Zookeeper is an open source Apache Project that provides a centralized infrastructure and services that enable synchronization across a cluster. It is responsible for maintaining synchronization between different objects such as configuration files, hierarchical namespaces, messaging, notifications, and so on. The Zookeeper framework is mainly designed for use in setup synchronization within a distributed clustered environment. Imagine that you need to build an application for a distributed environment for 10 to 20 servers that requires synchronization services for data maintenance. Despite such a small setup, you will have to write your own services and confront any issues arising from synchronization. In this situation, Zookeeper would be a great support. Zookeeper is also designed to be very fast and work well with heavy loads in a cluster environment.

Zookeeper is written in Java. It exposes its API to be used by the application in Java as well as in C-programming languages. 

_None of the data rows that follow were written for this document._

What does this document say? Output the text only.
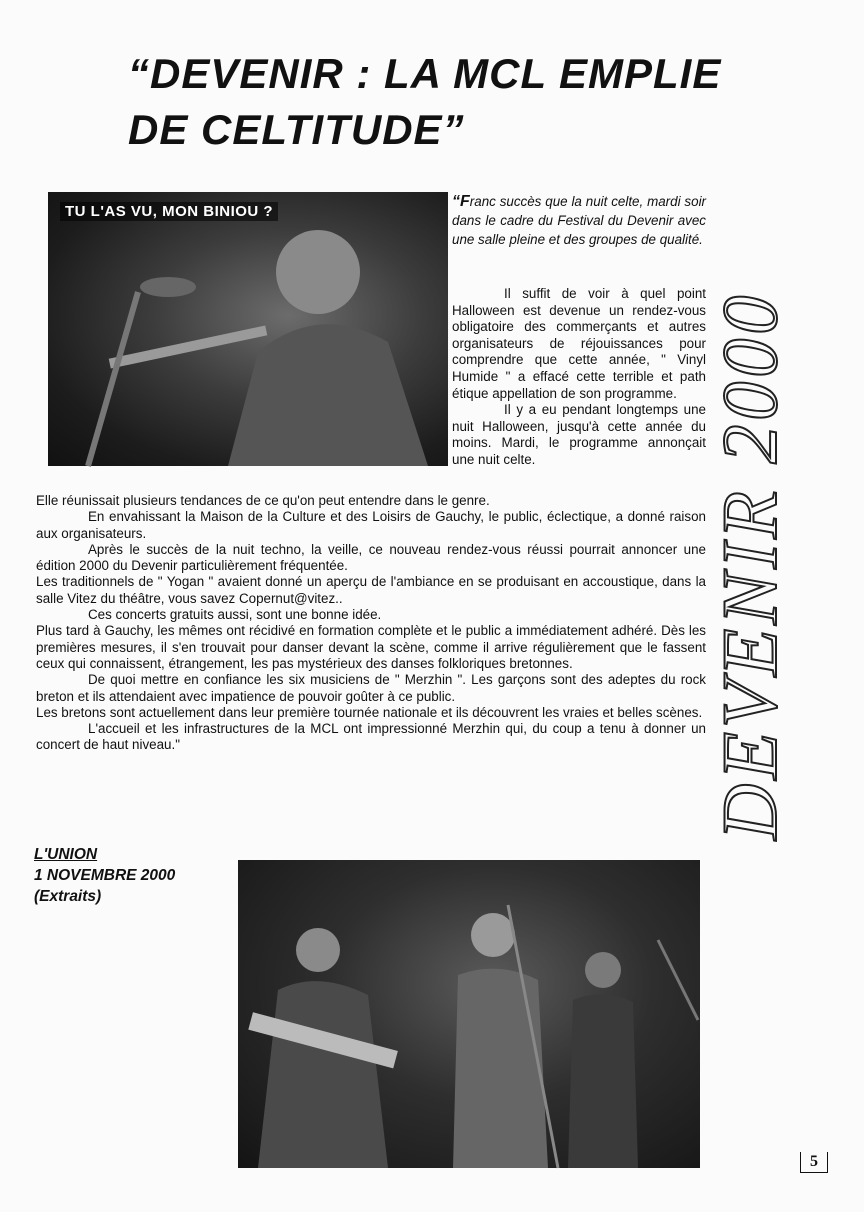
“DEVENIR : LA MCL EMPLIE
DE CELTITUDE”
TU L'AS VU, MON BINIOU ?

“Franc succès que la nuit celte, mardi soir dans le cadre du Festival du Devenir avec une salle pleine et des groupes de qualité.

Il suffit de voir à quel point Halloween est devenue un rendez-vous obligatoire des commerçants et autres organisateurs de réjouissances pour comprendre que cette année, " Vinyl Humide " a effacé cette terrible et path étique appellation de son programme.

Il y a eu pendant longtemps une nuit Halloween, jusqu'à cette année du moins. Mardi, le programme annonçait une nuit celte.

Elle réunissait plusieurs tendances de ce qu'on peut entendre dans le genre.

En envahissant la Maison de la Culture et des Loisirs de Gauchy, le public, éclectique, a donné raison aux organisateurs.

Après le succès de la nuit techno, la veille, ce nouveau rendez-vous réussi pourrait annoncer une édition 2000 du Devenir particulièrement fréquentée.

Les traditionnels de " Yogan " avaient donné un aperçu de l'ambiance en se produisant en accoustique, dans la salle Vitez du théâtre, vous savez Copernut@vitez..

Ces concerts gratuits aussi, sont une bonne idée.

Plus tard à Gauchy, les mêmes ont récidivé en formation complète et le public a immédiatement adhéré. Dès les premières mesures, il s'en trouvait pour danser devant la scène, comme il arrive régulièrement que le fassent ceux qui connaissent, étrangement, les pas mystérieux des danses folkloriques bretonnes.

De quoi mettre en confiance les six musiciens de " Merzhin ". Les garçons sont des adeptes du rock breton et ils attendaient avec impatience de pouvoir goûter à ce public.

Les bretons sont actuellement dans leur première tournée nationale et ils découvrent les vraies et belles scènes.

L'accueil et les infrastructures de la MCL ont impressionné Merzhin qui, du coup a tenu à donner un concert de haut niveau."

L'UNION
1 NOVEMBRE 2000
(Extraits)
DEVENIR 2000
5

Now we will go through the architecture of Zookeeper. Zookeeper uses the leader and followers concept, where consistency in data relies on a leader that can provide and verify data. The following Figure illustrates the Zookeeper Quorum configuration:

It is recommended that Zookeeper Quorum has an odd number of nodes, as some features in Zookeeper require a voting mechanism. For example, if you have five nodes in Quorum, three votes are needed as a majority to elect a leader. If you have six nodes in Quorum, you need four votes to win a majority, the same needed if you have seven nodes. One extra node will make your life easier without much overhead.

Whenever a leader is unable to get a majority because of hardware failure, network failure, or any other reason, it steps down and the Zookeeper system becomes read-only. Similarly, when the leader itself fails, the remaining nodes will elect a new leader.

Zookeeper is a fault-tolerant system. It makes sure that replication has been done properly. So, in the case of a write operation, a request first goes to the leader before being forwarded to the available nodes. If the majority of nodes receive the updated data and write it persistently, Zookeeper will not commit and confirms to the client that the data has been successfully written. This all happens in parallel.

The Zookeeper API contains two definitions for every function. One function is for synchronous calls and the other one is for asynchronous calls. You can select any one of them based on your requirements.

Zookeeper works in a tree-like directory structure. Each node in a tree is called a znode. The top-most znode in the hierarchy is called the Parent node, which is also represented by /. Most applications that use Zookeeper create their node after the parent node. The most important thing to note here is that each node can contain data as well as its child node. The following figure illustrates the directory structure of Zookeeper and how it stores information:

There are three types of znode; they are as follows:

1. Persistent Node: A type of node that once created, will remain stored until it is deleted deliberately by the application or user.
2. Ephemeral Node: A type of node that once created, will remain there until the client is connected and will be deleted once the connection is closed.
3. Sequential Node: A type of node that once created, Zookeeper attaches a 10 digit sequence number to, along with a prefix and a create command. It can be persistent or ephemeral in nature.

To sum up the operations of the Zookeeper, it provides highly reliable services while keeping many copies of the data and configuration. Its best use is to only store configuration files and manage the metadata information of your data. In Hadoop v1, Namenode was the single point of failure. Because of which many companies were afraid to use it as if the NameNode goes down, all of their data will be lost. To overcome this factor, in Hadoop v2, Apache introduces Zookeeper to handle NameNode failure. So that if active NameNode goes down, the standby node will take its place, and because of the zookeeper super fast performance, all this happen in a very minimal time leaving no to very little discontinuation in performance.